Мне приходилось с Игорем Созиновым охотиться на уток на двойных Яровских озерах, на перелете дичи через перешеек их, заросшую камышом «мокрую перейму». Тут же мы и рыбоводничали. И я несколько сезонов считал березки в рощице их на вдающемся в межозерье мысочке. Катастрофически исчезали они. Сейчас там штук семь березок осталось. В общем, понятно мне было Толино замешательство
Толя собрал бур и принялся сверлить лунки. Потом я сменил друга, тянул их рядок наискосок, стараясь держать на выгоревший в развилках осокорь-гигант. Кто-то шутки ради развел на высоте сажени в мощном разветвлении стволов костер, и вековое дерево погибло, окостенело и оцепеневше смотрело сейчас на плесы, на сидящих тут и там кучками рыбаков обугленными глазами-раковинами.
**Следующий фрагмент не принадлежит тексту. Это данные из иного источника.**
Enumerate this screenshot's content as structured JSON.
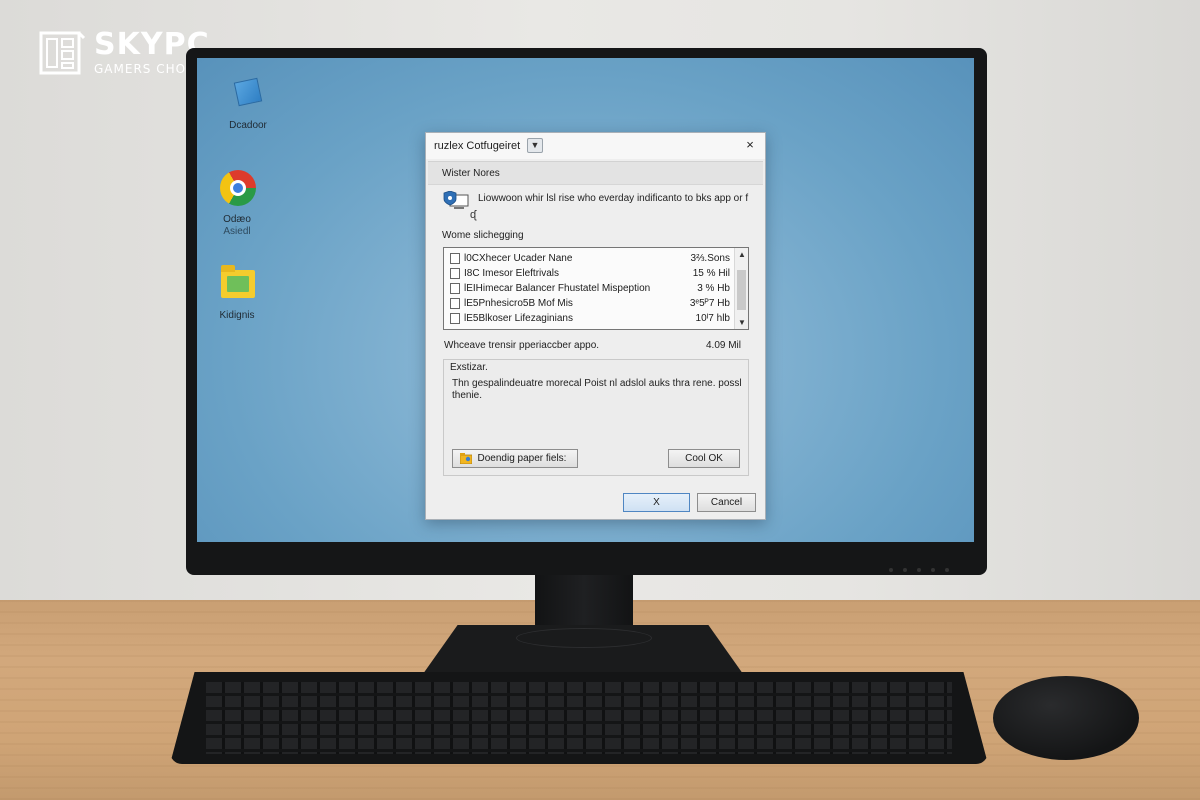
{
  "logo": {
    "name": "SKYPC",
    "tagline": "GAMERS CHOICE"
  },
  "desktop_icons": [
    {
      "label": "Dcadoor",
      "sublabel": "",
      "icon": "blue-square-icon"
    },
    {
      "label": "Odæo",
      "sublabel": "Asiedl",
      "icon": "chrome-icon"
    },
    {
      "label": "Kidignis",
      "sublabel": "",
      "icon": "folder-icon"
    }
  ],
  "dialog": {
    "title": "ruzlex Cotfugeiret",
    "close_glyph": "×",
    "section_header": "Wister Nores",
    "info_text": "Liowwoon whir lsl rise who everday indificanto to bks app or f",
    "info_sub": "ᶑ",
    "list_label": "Wome slichegging",
    "list_items": [
      {
        "name": "l0CXhecer Ucader Nane",
        "size": "3⅔.Sons"
      },
      {
        "name": "I8C Imesor Eleftrivals",
        "size": "15 % Hil"
      },
      {
        "name": "lEIHimecar Balancer Fhustatel Mispeption",
        "size": "3 % Hb"
      },
      {
        "name": "lE5Pnhesicro5B Mof Mis",
        "size": "3ᵉ5ᴾ7 Hb"
      },
      {
        "name": "lE5Blkoser Lifezaginians",
        "size": "10ᴵ7 hlb"
      }
    ],
    "space_label": "Whceave trensir pperiaccber appo.",
    "space_value": "4.09 Mil",
    "description_title": "Exstizar.",
    "description_text": "Thn gespalindeuatre morecal Poist nl adslol auks thra rene. possl thenie.",
    "view_button": "Doendig paper fiels:",
    "ok_button": "Cool OK",
    "primary_button": "X",
    "cancel_button": "Cancel"
  },
  "colors": {
    "screen": "#7fb0d0",
    "dialog_bg": "#eeeeee",
    "primary_border": "#4f86c2"
  }
}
Для Толи оно было родным. Помнил он всегда наказ деда:
– С эфтого места, дескать, стреляй во-он на ту лесину. Вишь, какая махина раскарякалась. А за спиной держи во-он тот мысок. Это и есть самое песчаное окунево место. Такая у них там игральня – я тебе дам.
Толя время от времени поглядывал на осокорь. Хоть и выгорело нутро этого старикана, вмертвую вцепился он многометровыми корнями-жилами за родной берег. И не под силу было уронить его ни буреломному дикошарому ветру, ни смыть шалой большой воде.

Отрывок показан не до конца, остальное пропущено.